We emphasize, however, that the Board may be within its authority to extend its interpretation of “moral turpitude” to the crime defined by (a)(8). Executive branch agencies are entitled to revise their interpretations of ambiguous statutes assigned to them for implementation, and courts must defer to reasonable agency interpretations. On remand, the Board needs to explain explicitly why, in its view, 18 Pa. Cons.Stat. § 3126(a)(8) does or does not define a crime of moral turpitude under 8 U.S.C. § 1227(a)(2)(A)(i). Because “unpublished precedent is a dubious basis for demonstrating the type of inconsistency which would warrant rejection of deference,” De Osorio v. INS, 10 F.3d 1034, 1042 (4th Cir.1993), “[w]e will not bind the BIA with a single non-precedential, unpublished decision any more than we ourselves are bound by our own unpublished orders.” Leal-Rodriguez v. INS, 990 F.2d 939, 946 (7th Cir.1993).
IV.
For the foregoing reasons, we will grant the petition for review and remand the case in order that the Board may expressly decide whether § 3126(a)(8) defines a crime of moral turpitude.
. The Notice To Appear alleging removability under § 1227(a)(2)(A)(i) is dated September 9, 2004. (App.48.) Another Notice To Appear, dated July 12, 2002, see App. 46, but not apparently served on Mehboob until August 6, 2004 (App.47), alleged removability under §§ 1101(a)(43)A) (aggravated felony) and 1227(a)(2)(E)(i) (child abuse). The Board did not decide whether those provisions justified removal, basing its ruling solely on § 1227(a)(2)(A)(i). (A.R.3) (BIA decision) ("Because respondent is removable on this charge, we need not express an opinion as to whether the crime would also support the 'aggravated felony' and ‘crime of child abuse' charges pending against him.”). Because the Board did not rule on the other charges, they are not before us here.
. The other triggering conditions are: the use of forcible compulsion, 18 Pa. Cons.Stat § 3126(a)(2); the threat of forcible compulsion, id. § 3126(a)(3); that the complainant is unconscious or unaware of the contact, id. § 3126(a)(4); the use of intoxicants to impair the complainant's control over her conduct, id. § 3126(a)(5); that the complainant suffers from a mental disability rendering her incapable of consent, id. § 3126(a)(6); or that the complainant is under thirteen, id. § 3126(a)(7).
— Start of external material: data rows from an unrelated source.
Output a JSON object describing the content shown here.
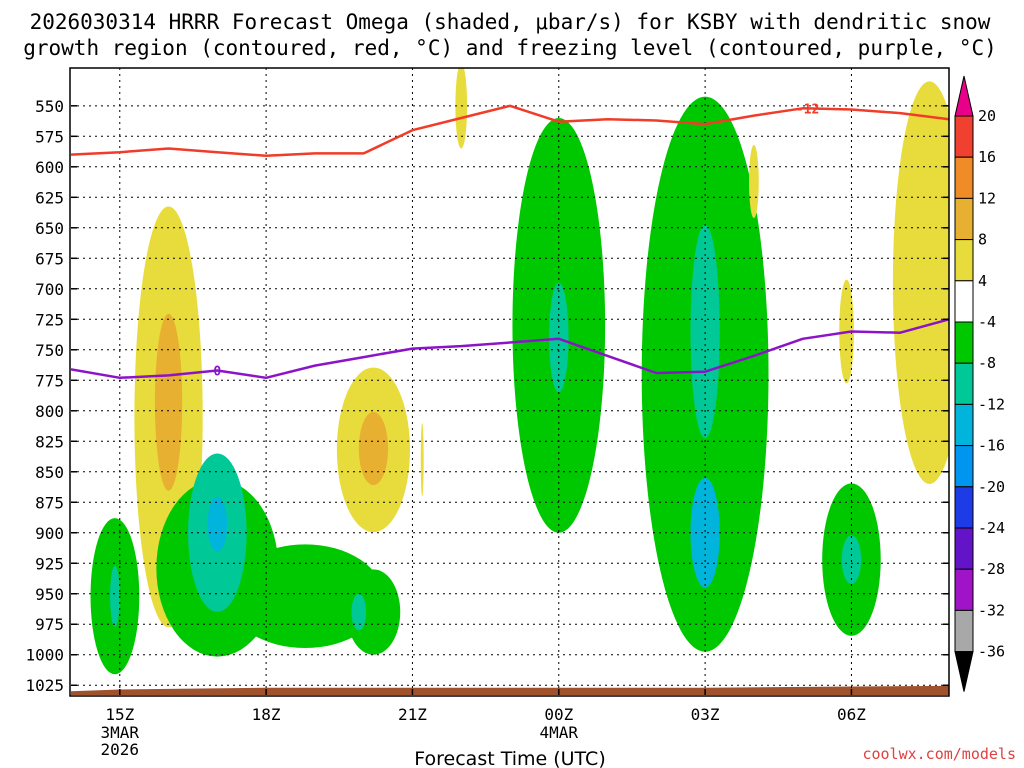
{
  "chart_data": {
    "type": "time-height contour",
    "title_line1": "2026030314 HRRR Forecast Omega (shaded, μbar/s) for KSBY with dendritic snow",
    "title_line2": "growth region (contoured, red, °C) and freezing level (contoured, purple, °C)",
    "xlabel": "Forecast Time (UTC)",
    "ylabel": "Pressure (hPa)",
    "credit": "coolwx.com/models",
    "x_range_hours": [
      14.0,
      32.0
    ],
    "y_range_hpa": [
      1033,
      519
    ],
    "y_ticks": [
      550,
      575,
      600,
      625,
      650,
      675,
      700,
      725,
      750,
      775,
      800,
      825,
      850,
      875,
      900,
      925,
      950,
      975,
      1000,
      1025
    ],
    "x_ticks": [
      {
        "hour": 15,
        "label": "15Z",
        "sub1": "3MAR",
        "sub2": "2026"
      },
      {
        "hour": 18,
        "label": "18Z",
        "sub1": "",
        "sub2": ""
      },
      {
        "hour": 21,
        "label": "21Z",
        "sub1": "",
        "sub2": ""
      },
      {
        "hour": 24,
        "label": "00Z",
        "sub1": "4MAR",
        "sub2": ""
      },
      {
        "hour": 27,
        "label": "03Z",
        "sub1": "",
        "sub2": ""
      },
      {
        "hour": 30,
        "label": "06Z",
        "sub1": "",
        "sub2": ""
      }
    ],
    "colorbar": {
      "labels": [
        "20",
        "16",
        "12",
        "8",
        "4",
        "-4",
        "-8",
        "-12",
        "-16",
        "-20",
        "-24",
        "-28",
        "-32",
        "-36"
      ],
      "colors": [
        "#e8008a",
        "#f04030",
        "#f08c28",
        "#e8b030",
        "#e8dc3c",
        "#ffffff",
        "#00c800",
        "#00c896",
        "#00b4dc",
        "#0096f0",
        "#1e3ce6",
        "#6414c8",
        "#a014c8",
        "#a8a8a8",
        "#000000"
      ]
    },
    "dendritic_line": {
      "label": "-12",
      "points": [
        [
          14.0,
          590
        ],
        [
          15.0,
          588
        ],
        [
          16.0,
          585
        ],
        [
          17.0,
          588
        ],
        [
          18.0,
          591
        ],
        [
          19.0,
          589
        ],
        [
          20.0,
          589
        ],
        [
          21.0,
          570
        ],
        [
          22.0,
          560
        ],
        [
          23.0,
          550
        ],
        [
          24.0,
          563
        ],
        [
          25.0,
          561
        ],
        [
          26.0,
          562
        ],
        [
          27.0,
          565
        ],
        [
          28.0,
          558
        ],
        [
          29.0,
          552
        ],
        [
          30.0,
          553
        ],
        [
          31.0,
          556
        ],
        [
          32.0,
          561
        ]
      ]
    },
    "freezing_line": {
      "label": "0",
      "points": [
        [
          14.0,
          766
        ],
        [
          15.0,
          773
        ],
        [
          16.0,
          771
        ],
        [
          17.0,
          767
        ],
        [
          18.0,
          773
        ],
        [
          19.0,
          763
        ],
        [
          20.0,
          756
        ],
        [
          21.0,
          749
        ],
        [
          22.0,
          747
        ],
        [
          23.0,
          744
        ],
        [
          24.0,
          741
        ],
        [
          25.0,
          755
        ],
        [
          26.0,
          769
        ],
        [
          27.0,
          768
        ],
        [
          28.0,
          755
        ],
        [
          29.0,
          741
        ],
        [
          30.0,
          735
        ],
        [
          31.0,
          736
        ],
        [
          32.0,
          725
        ]
      ]
    },
    "omega_features": [
      {
        "hour": 14.9,
        "p": 952,
        "width_h": 0.5,
        "depth_hpa": 128,
        "value": -8
      },
      {
        "hour": 14.9,
        "p": 952,
        "width_h": 0.1,
        "depth_hpa": 50,
        "value": -12
      },
      {
        "hour": 16.0,
        "p": 805,
        "width_h": 0.7,
        "depth_hpa": 345,
        "value": 4
      },
      {
        "hour": 16.0,
        "p": 793,
        "width_h": 0.28,
        "depth_hpa": 145,
        "value": 8
      },
      {
        "hour": 17.0,
        "p": 929,
        "width_h": 1.25,
        "depth_hpa": 145,
        "value": -8
      },
      {
        "hour": 18.8,
        "p": 952,
        "width_h": 1.6,
        "depth_hpa": 85,
        "value": -8
      },
      {
        "hour": 17.0,
        "p": 900,
        "width_h": 0.6,
        "depth_hpa": 130,
        "value": -12
      },
      {
        "hour": 17.0,
        "p": 893,
        "width_h": 0.2,
        "depth_hpa": 45,
        "value": -16
      },
      {
        "hour": 20.2,
        "p": 965,
        "width_h": 0.55,
        "depth_hpa": 70,
        "value": -8
      },
      {
        "hour": 19.9,
        "p": 965,
        "width_h": 0.15,
        "depth_hpa": 30,
        "value": -12
      },
      {
        "hour": 20.2,
        "p": 832,
        "width_h": 0.75,
        "depth_hpa": 135,
        "value": 4
      },
      {
        "hour": 20.2,
        "p": 831,
        "width_h": 0.3,
        "depth_hpa": 60,
        "value": 8
      },
      {
        "hour": 24.0,
        "p": 730,
        "width_h": 0.95,
        "depth_hpa": 340,
        "value": -8
      },
      {
        "hour": 24.0,
        "p": 740,
        "width_h": 0.2,
        "depth_hpa": 90,
        "value": -12
      },
      {
        "hour": 27.0,
        "p": 770,
        "width_h": 1.3,
        "depth_hpa": 455,
        "value": -8
      },
      {
        "hour": 27.0,
        "p": 735,
        "width_h": 0.3,
        "depth_hpa": 175,
        "value": -12
      },
      {
        "hour": 27.0,
        "p": 900,
        "width_h": 0.3,
        "depth_hpa": 90,
        "value": -16
      },
      {
        "hour": 30.0,
        "p": 922,
        "width_h": 0.6,
        "depth_hpa": 125,
        "value": -8
      },
      {
        "hour": 30.0,
        "p": 922,
        "width_h": 0.2,
        "depth_hpa": 40,
        "value": -12
      },
      {
        "hour": 31.6,
        "p": 695,
        "width_h": 0.75,
        "depth_hpa": 330,
        "value": 4
      },
      {
        "hour": 29.9,
        "p": 735,
        "width_h": 0.15,
        "depth_hpa": 85,
        "value": 4
      },
      {
        "hour": 28.0,
        "p": 612,
        "width_h": 0.1,
        "depth_hpa": 60,
        "value": 4
      },
      {
        "hour": 22.0,
        "p": 550,
        "width_h": 0.12,
        "depth_hpa": 70,
        "value": 4
      },
      {
        "hour": 21.2,
        "p": 840,
        "width_h": 0.03,
        "depth_hpa": 60,
        "value": 4
      }
    ]
  }
}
Neither Mehboob nor the government contend that any of these other conditions apply; therefore we will focus, as do the parties, on (a)(1) and (a)(8).
. Pennsylvania law does provide a "mistake of age” defense to indecent assault. Section 3102 provides that "[w]hen criminality depends on the child’s being below a critical age older than 14 years, it is a defense for the defendant to prove by a preponderance of the evidence that he or she reasonably believed the child to be above the critical age.” 18 Pa. Cons.Stat. § 3102. However, the existence of a separate statutory or common law defense (which only underscores the lack of a mens rea requirement as to the age element) is irrelevant to our "least culpable conduct” test, which is restricted to the elements of the crime, and concerns only the minimum set of facts the government must make out to secure a conviction.
. We emphasize that the relevant knowledge is knowledge of fact, not of law. It is not that the defendant intended to engage in sexual contact with a minor but didn't know that such contact was prohibited, but rather that the defendant didn’t intend to engage in sexual contact with a minor at all.